Eind vorig jaar gingen een aantal stripmakers en cartoonisten met Literatuur Vlaanderen over het stripbeleid in gesprek, onder meer over het reglement voor stripwerkbeurzen.
Uit dat overleg zijn enkele concrete ideeën uit voortgekomen. Zo was een van de verzuchtingen het feit dat cartoonisten niet in aanmerking kwamen om een werkbeurs aan te vragen. Er is goed nieuws: vanaf 2020 worden cartoonisten toegevoegd aan de definitie van ‘stripauteur’ uit het werkbeursreglement. Ook zij kunnen dus voortaan een aanvraag indienen.

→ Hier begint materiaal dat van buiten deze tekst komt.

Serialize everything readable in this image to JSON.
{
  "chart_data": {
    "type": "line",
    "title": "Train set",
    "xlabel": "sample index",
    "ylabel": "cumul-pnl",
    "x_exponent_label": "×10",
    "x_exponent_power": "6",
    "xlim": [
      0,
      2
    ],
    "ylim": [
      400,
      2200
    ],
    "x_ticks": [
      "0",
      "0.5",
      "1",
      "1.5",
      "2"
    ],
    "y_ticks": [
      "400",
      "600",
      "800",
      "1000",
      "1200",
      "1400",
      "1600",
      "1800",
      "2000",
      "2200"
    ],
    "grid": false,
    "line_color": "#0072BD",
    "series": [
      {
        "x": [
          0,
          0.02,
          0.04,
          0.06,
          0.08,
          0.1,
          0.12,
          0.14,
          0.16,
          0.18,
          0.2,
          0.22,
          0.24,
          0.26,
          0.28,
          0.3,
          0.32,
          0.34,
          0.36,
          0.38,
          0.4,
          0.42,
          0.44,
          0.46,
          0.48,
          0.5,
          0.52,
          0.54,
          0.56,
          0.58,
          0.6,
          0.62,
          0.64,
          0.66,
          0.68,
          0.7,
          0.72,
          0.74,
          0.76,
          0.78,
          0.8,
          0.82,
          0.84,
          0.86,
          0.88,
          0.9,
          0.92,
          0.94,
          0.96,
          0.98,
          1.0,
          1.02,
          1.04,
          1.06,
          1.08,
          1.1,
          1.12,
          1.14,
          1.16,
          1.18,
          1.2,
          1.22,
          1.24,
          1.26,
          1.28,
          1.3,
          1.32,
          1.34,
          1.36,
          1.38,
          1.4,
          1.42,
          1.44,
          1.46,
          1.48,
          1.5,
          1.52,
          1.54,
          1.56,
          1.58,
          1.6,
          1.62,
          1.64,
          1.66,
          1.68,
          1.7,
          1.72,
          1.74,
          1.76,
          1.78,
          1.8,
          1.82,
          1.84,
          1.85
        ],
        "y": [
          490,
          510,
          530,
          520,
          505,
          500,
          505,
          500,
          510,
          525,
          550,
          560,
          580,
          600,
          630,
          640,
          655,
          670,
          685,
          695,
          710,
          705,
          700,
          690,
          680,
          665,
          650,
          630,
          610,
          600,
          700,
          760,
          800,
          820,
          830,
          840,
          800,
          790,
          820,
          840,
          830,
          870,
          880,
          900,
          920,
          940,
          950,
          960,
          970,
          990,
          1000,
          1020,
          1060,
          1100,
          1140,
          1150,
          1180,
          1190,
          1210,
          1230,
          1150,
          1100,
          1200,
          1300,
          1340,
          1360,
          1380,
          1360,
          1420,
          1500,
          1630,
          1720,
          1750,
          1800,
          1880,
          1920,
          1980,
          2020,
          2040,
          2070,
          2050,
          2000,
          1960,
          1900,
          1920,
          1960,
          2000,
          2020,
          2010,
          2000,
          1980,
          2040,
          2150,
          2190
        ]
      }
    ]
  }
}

Er is een nieuw reglement. Dat legt de focus op een bredere invulling van de term ‘strips’. ‘De diversiteit binnen het striplandschap, zowel inhoudelijk als vormelijk’ is eveneens als extra beoordelingscriterium toegevoegd. Geïnteresseerden kunnen de werkbeursregeling 2020 online raadplegen. Wie een aanvraag wil indienen, doet dat ten laatste tegen dinsdag 10 december 2019.
Aandachtspunten werkbeurzen stripauteurs
- Vlaamse stripauteurs die minstens tien platen hebben gepubliceerd vóór 10 december, kunnen een startbeurs aanvragen om een volledig album af te werken. Een stripauteur kan maximaal twee keer een startbeurs voor een project ontvangen. Om een tweede startbeurs te kunnen ontvangen, moet de auteur o.a. een uitgavecontract kunnen voorleggen. Vlaamse stripauteurs die al één of meer stripalbums hebben gepubliceerd, kunnen elk jaar een werkbeurs aanvragen. Een werkbeurs omvat twee tot acht eenheden.
- Stripauteurs die bij hun laatste werkbeursaanvraag een negatieve beslissing kregen, kunnen enkel een nieuwe aanvraag indienen met een grondig aangepast werkplan.
- Uiterlijk op 1 mei 2020 valt de beslissing over de subsidietoekenning. Alle aanvragers ontvangen een schriftelijke mededeling van het besluit, met algemene toelichting. Daarop kan de aanvrager Literatuur Vlaanderen vragen om een nadere motivering van het besluit.